December 2011
125 posts
This might make me a total loser but I have 20 followers!! Yay my blog! Whenever someone starts following me always makes me smile … so thank you all of my followers, I’m glad you like my blog enough to follow it!
(Round of applause for you all)
December 29th 2011
Just booked train tickets to go see my oldest friend in Manchester for New Year!! So freaking excited to see her. Really want 2012 to be a good year, try and make a fresh start, so what better way to see it in than with a brilliant friend in a different city!? Looking forward to it so much, it has put me in a really good mood.
December 27th 2011
I’m not really sure how to say what I want to. I took an overdose on Tuesday night, got out of hospital yesterday after spending most of the night and day hooked up to a heart monitor. 4th attempt, 2nd actual overdose. I’m fucking screwed up and I don’t want to be, I didn’t ask for this and I would never wish it upon anyone, but how do you stop something that controls your head?!
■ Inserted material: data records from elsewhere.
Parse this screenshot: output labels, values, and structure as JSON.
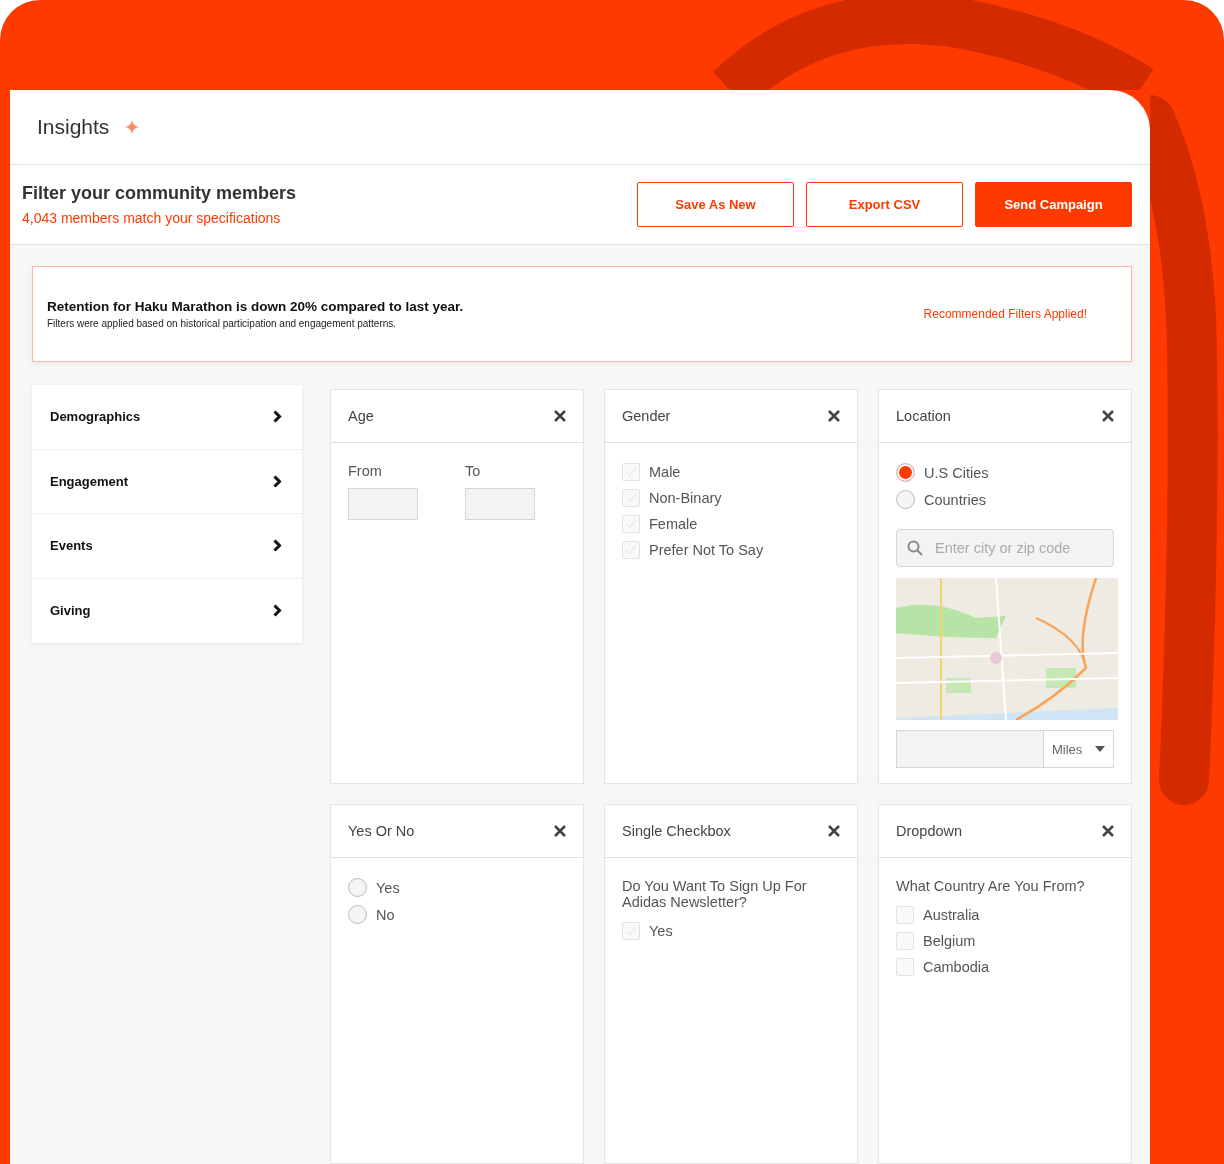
{
  "header": {
    "title": "Insights"
  },
  "filter_bar": {
    "title": "Filter your community members",
    "subtitle": "4,043 members match your specifications",
    "buttons": [
      {
        "label": "Save As New",
        "kind": "outline"
      },
      {
        "label": "Export CSV",
        "kind": "outline"
      },
      {
        "label": "Send Campaign",
        "kind": "primary"
      }
    ]
  },
  "alert": {
    "title": "Retention for Haku Marathon is down 20% compared to last year.",
    "text": "Filters were applied based on historical participation and engagement patterns.",
    "status": "Recommended Filters Applied!"
  },
  "sidebar": {
    "items": [
      {
        "label": "Demographics"
      },
      {
        "label": "Engagement"
      },
      {
        "label": "Events"
      },
      {
        "label": "Giving"
      }
    ]
  },
  "panels": [
    {
      "title": "Age",
      "kind": "range",
      "fields": [
        {
          "label": "From"
        },
        {
          "label": "To"
        }
      ]
    },
    {
      "title": "Gender",
      "kind": "checklist",
      "options": [
        {
          "label": "Male",
          "checked": false
        },
        {
          "label": "Non-Binary",
          "checked": false
        },
        {
          "label": "Female",
          "checked": false
        },
        {
          "label": "Prefer Not To Say",
          "checked": false
        }
      ]
    },
    {
      "title": "Location",
      "kind": "location",
      "options": [
        {
          "label": "U.S Cities",
          "selected": true
        },
        {
          "label": "Countries",
          "selected": false
        }
      ],
      "search": {
        "placeholder": "Enter city or zip code"
      },
      "map": {
        "kind": "picture"
      },
      "unit": "Miles"
    },
    {
      "title": "Yes Or No",
      "kind": "radio",
      "options": [
        {
          "label": "Yes",
          "selected": false
        },
        {
          "label": "No",
          "selected": false
        }
      ]
    },
    {
      "title": "Single Checkbox",
      "kind": "checklist",
      "question": "Do You Want To Sign Up For Adidas Newsletter?",
      "options": [
        {
          "label": "Yes",
          "checked": false
        }
      ]
    },
    {
      "title": "Dropdown",
      "kind": "boxes",
      "question": "What Country Are You From?",
      "options": [
        {
          "label": "Australia",
          "checked": false
        },
        {
          "label": "Belgium",
          "checked": false
        },
        {
          "label": "Cambodia",
          "checked": false
        }
      ]
    }
  ]
}
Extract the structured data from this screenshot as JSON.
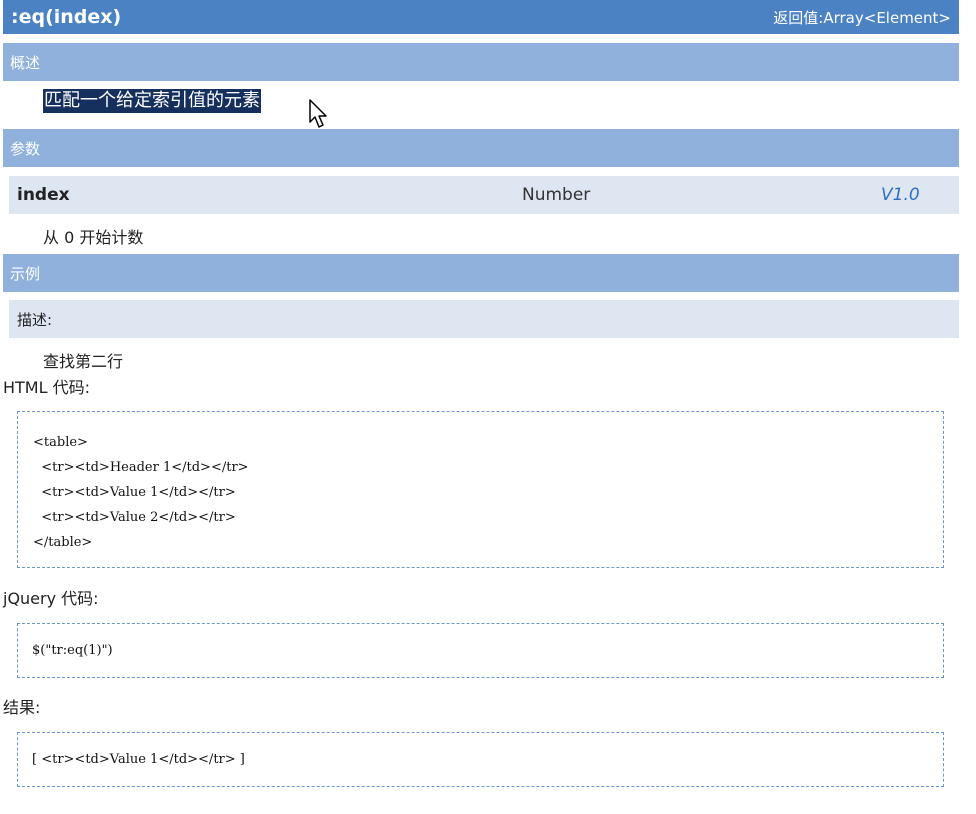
{
  "title_bar": {
    "title": ":eq(index)",
    "return_value": "返回值:Array<Element>"
  },
  "overview": {
    "header": "概述",
    "description": "匹配一个给定索引值的元素"
  },
  "params": {
    "header": "参数",
    "name": "index",
    "type": "Number",
    "version": "V1.0",
    "description": "从 0 开始计数"
  },
  "example": {
    "header": "示例",
    "desc_label": "描述:",
    "desc_text": "查找第二行",
    "html_label": "HTML 代码:",
    "html_code": [
      "<table>",
      "  <tr><td>Header 1</td></tr>",
      "  <tr><td>Value 1</td></tr>",
      "  <tr><td>Value 2</td></tr>",
      "</table>"
    ],
    "jquery_label": "jQuery 代码:",
    "jquery_code": "$(\"tr:eq(1)\")",
    "result_label": "结果:",
    "result_code": "[ <tr><td>Value 1</td></tr> ]"
  },
  "colors": {
    "title_bar": "#4b82c4",
    "section_header": "#8fb1dc",
    "row_background": "#dde6f1",
    "selection": "#16305e",
    "version_text": "#2f6fc0",
    "code_border": "#6f96cc"
  },
  "icons": {
    "cursor": "mouse-pointer-arrow"
  }
}
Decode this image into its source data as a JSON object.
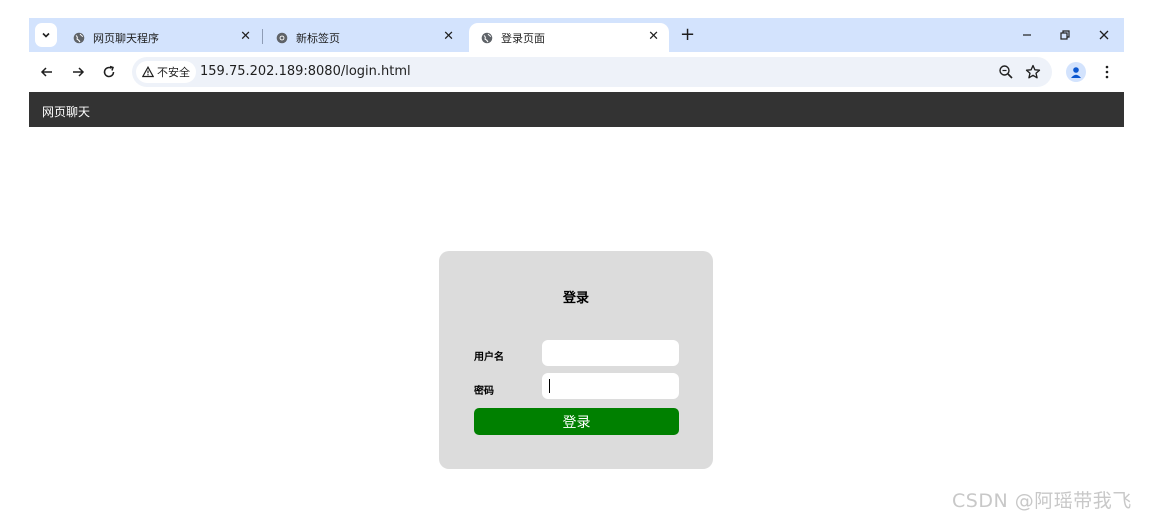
{
  "browser": {
    "tabs": [
      {
        "title": "网页聊天程序",
        "active": false
      },
      {
        "title": "新标签页",
        "active": false
      },
      {
        "title": "登录页面",
        "active": true
      }
    ],
    "new_tab_label": "+",
    "close_glyph": "✕",
    "window_controls": {
      "minimize": "–",
      "restore": "⧉",
      "close": "✕"
    },
    "security_label": "不安全",
    "url": "159.75.202.189:8080/login.html",
    "colors": {
      "tabstrip": "#d3e3fd",
      "omnibox": "#eef2f9"
    }
  },
  "page": {
    "brand": "网页聊天",
    "login": {
      "title": "登录",
      "username_label": "用户名",
      "username_value": "",
      "password_label": "密码",
      "password_value": "",
      "submit_label": "登录"
    },
    "colors": {
      "topbar": "#333333",
      "card": "#dcdcdc",
      "button": "#008000"
    }
  },
  "watermark": "CSDN @阿瑶带我飞"
}
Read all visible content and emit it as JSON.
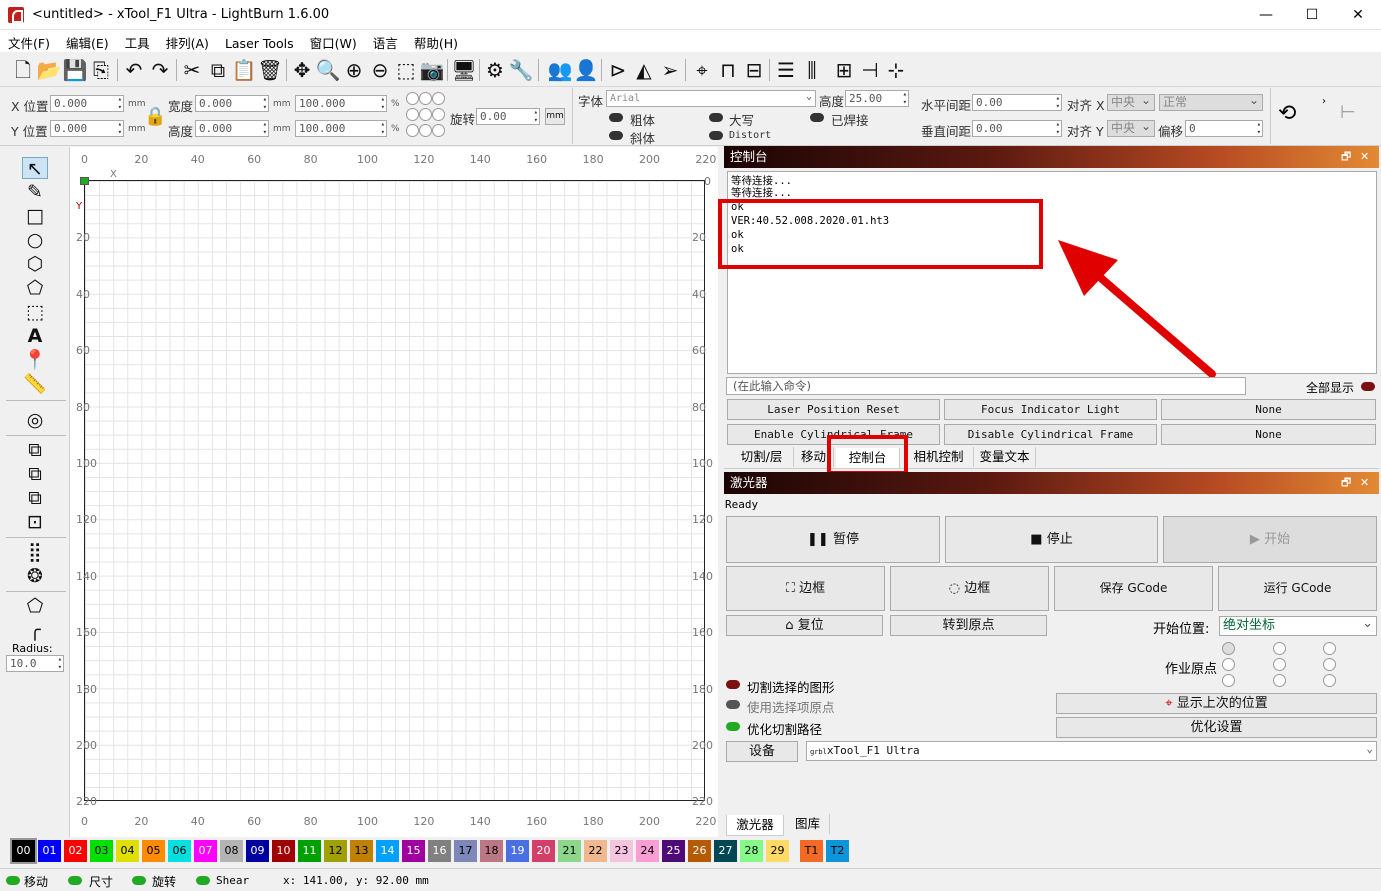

I regret it because everyone seemed so angry with me … again. I know you can’t go through life without people getting angry with you, but I dunno, I really don’t know how to write what I expected, well I expected to be dead and not know, but you know what I mean, I just didn’t expect that. I’m not saying I expected crying either, before you go thinking I think the world should fall at my feet in sorrow!!
I just wish I knew what I was after.
December 22nd 2011
Feel like celebrating. Just finished a book I’ve made for a friend for Christmas, it’s full of memories and photos and silly stuff we have said and done together. It’s taken me over a month to complete and it’s 50 pages long. I know she’ll like it, makes me smile and laugh to look through.
It’s been a right pain to do though, never thought remembering stuff would be so hard! Literally I would sit down to do some of it and my mind would go blank, or I’d remember stuff I’d already written down. Then I would go out somewhere and remember shit loads, but it’s done now and I’m proud of it and happy with how it looks and I know she will like it and that’s what’s important. Having a project has really helped me, though I tended to leave it when I was really low as I didn’t want to ruin it by putting depressing things in.
Going to watch Supernatural now and relax and stare at Dean for a bit!